Disappearing typewriters

Back when I was in graduate school (let’s just say it was a really long time ago), a local typewriter repair shop closed for lack of business, and as someone who’d actually used typewriters (albeit the “new” electric ones), I remember being quite nostalgic about it. John even brought home one of the stores’s 1970s-era typewriters, which unfortunately hasn’t survived our many moves around the country.

I got nostalgic all over again reading this New York Times article profiling another repair shop that is closing this week. I’d thought, way back in grad school (okay, it was the 1990s), that we were seeing what had to be one of the last typewriter repair shops ever — and here we are, in 2013, and they’re still around. And, of course, still closing.

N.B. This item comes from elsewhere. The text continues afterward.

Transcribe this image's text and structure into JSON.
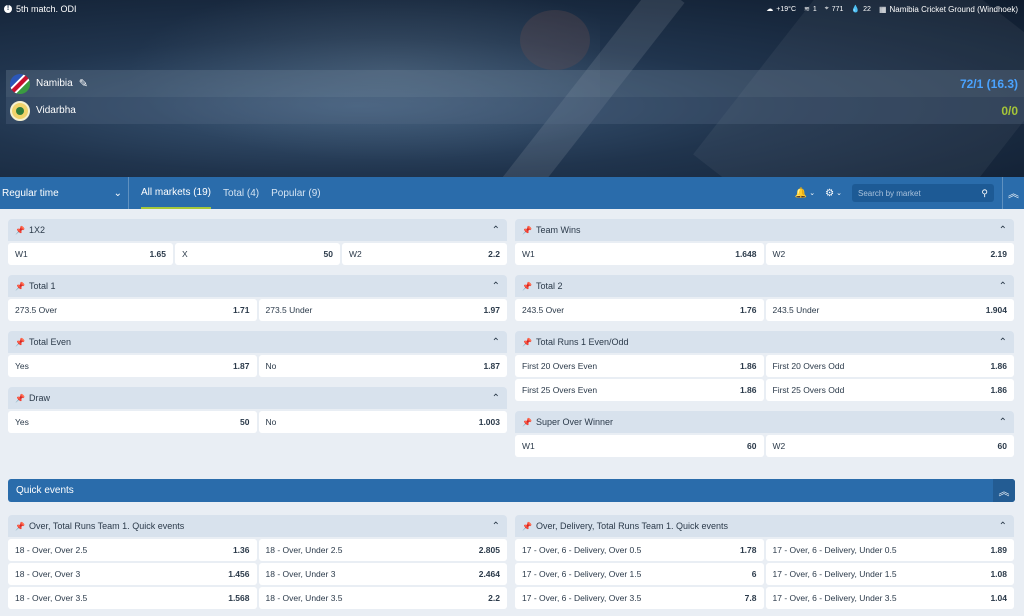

But as the article suggests, the fact that these stores have been around for so long are thanks to the writers who just can’t let go of their beloved typewriters; Woody Allen and Francis Ford Coppola are among this West Village repair shop’s clients.

Now that we’re done moving all around the country, we’ve started up our collection again and have 10 beautiful machines, most from the 1900s, with one from the late 1800s. Most of them are in excellent shape … as for those that aren’t, with so few typewriter repair shops still existing, it may be all but impossible to get them working again.

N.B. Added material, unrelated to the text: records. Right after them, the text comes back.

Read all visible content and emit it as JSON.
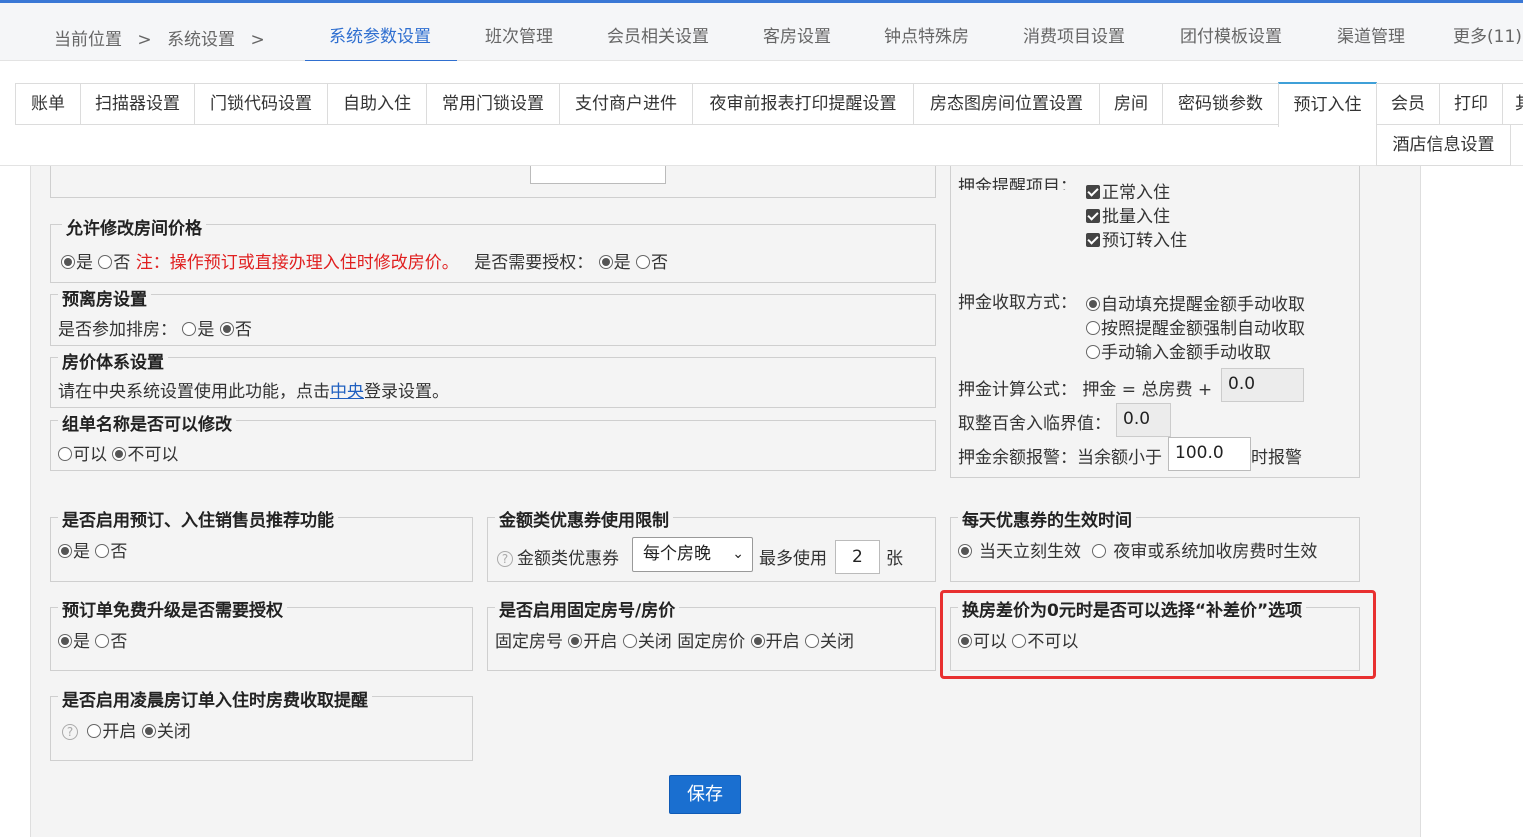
{
  "breadcrumb": {
    "current": "当前位置",
    "sep1": ">",
    "section": "系统设置",
    "sep2": ">"
  },
  "top_tabs": [
    "系统参数设置",
    "班次管理",
    "会员相关设置",
    "客房设置",
    "钟点特殊房",
    "消费项目设置",
    "团付模板设置",
    "渠道管理",
    "更多(11)"
  ],
  "sub_tabs": [
    "账单",
    "扫描器设置",
    "门锁代码设置",
    "自助入住",
    "常用门锁设置",
    "支付商户进件",
    "夜审前报表打印提醒设置",
    "房态图房间位置设置",
    "房间",
    "密码锁参数",
    "预订入住",
    "会员",
    "打印",
    "其",
    "酒店信息设置"
  ],
  "modify_price": {
    "legend": "允许修改房间价格",
    "yes": "是",
    "no": "否",
    "note": "注：操作预订或直接办理入住时修改房价。",
    "auth_label": "是否需要授权：",
    "auth_yes": "是",
    "auth_no": "否"
  },
  "pre_checkout": {
    "legend": "预离房设置",
    "label": "是否参加排房：",
    "yes": "是",
    "no": "否"
  },
  "price_system": {
    "legend": "房价体系设置",
    "text1": "请在中央系统设置使用此功能，点击",
    "link": "中央",
    "text2": "登录设置。"
  },
  "group_name": {
    "legend": "组单名称是否可以修改",
    "can": "可以",
    "cannot": "不可以"
  },
  "deposit": {
    "remind_label": "押金提醒项目：",
    "remind_items": [
      "正常入住",
      "批量入住",
      "预订转入住"
    ],
    "collect_label": "押金收取方式：",
    "collect_options": [
      "自动填充提醒金额手动收取",
      "按照提醒金额强制自动收取",
      "手动输入金额手动收取"
    ],
    "formula_label": "押金计算公式：",
    "formula_text": "押金 = 总房费 +",
    "formula_value": "0.0",
    "rounding_label": "取整百舍入临界值：",
    "rounding_value": "0.0",
    "alarm_label": "押金余额报警：当余额小于",
    "alarm_value": "100.0",
    "alarm_suffix": "时报警"
  },
  "salesman": {
    "legend": "是否启用预订、入住销售员推荐功能",
    "yes": "是",
    "no": "否"
  },
  "coupon_limit": {
    "legend": "金额类优惠券使用限制",
    "label": "金额类优惠券",
    "select": "每个房晚",
    "most": "最多使用",
    "count": "2",
    "unit": "张"
  },
  "coupon_time": {
    "legend": "每天优惠券的生效时间",
    "opt1": "当天立刻生效",
    "opt2": "夜审或系统加收房费时生效"
  },
  "upgrade_auth": {
    "legend": "预订单免费升级是否需要授权",
    "yes": "是",
    "no": "否"
  },
  "fixed_room": {
    "legend": "是否启用固定房号/房价",
    "room_label": "固定房号",
    "room_on": "开启",
    "room_off": "关闭",
    "price_label": "固定房价",
    "price_on": "开启",
    "price_off": "关闭"
  },
  "diff_price": {
    "legend": "换房差价为0元时是否可以选择“补差价”选项",
    "can": "可以",
    "cannot": "不可以"
  },
  "early_morning": {
    "legend": "是否启用凌晨房订单入住时房费收取提醒",
    "on": "开启",
    "off": "关闭"
  },
  "save_label": "保存",
  "colors": {
    "accent": "#2f6fd0",
    "highlight": "#e83030",
    "button": "#1a6fd0"
  }
}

But we didn’t buy them to use them — only to remember. It’s especially fun to take them to conferences and to see the looks on kids’ faces (kids up to twenty years old, in fact), who have no idea what these contraptions are.

We’ve created notecards for two of our typewriters — the Remington Rand portable, circa 1940, and the L.C. Smith & Corona Model 8, circa 1929. (Our two other sets of notecards are from the beautiful Martin Howard Collection).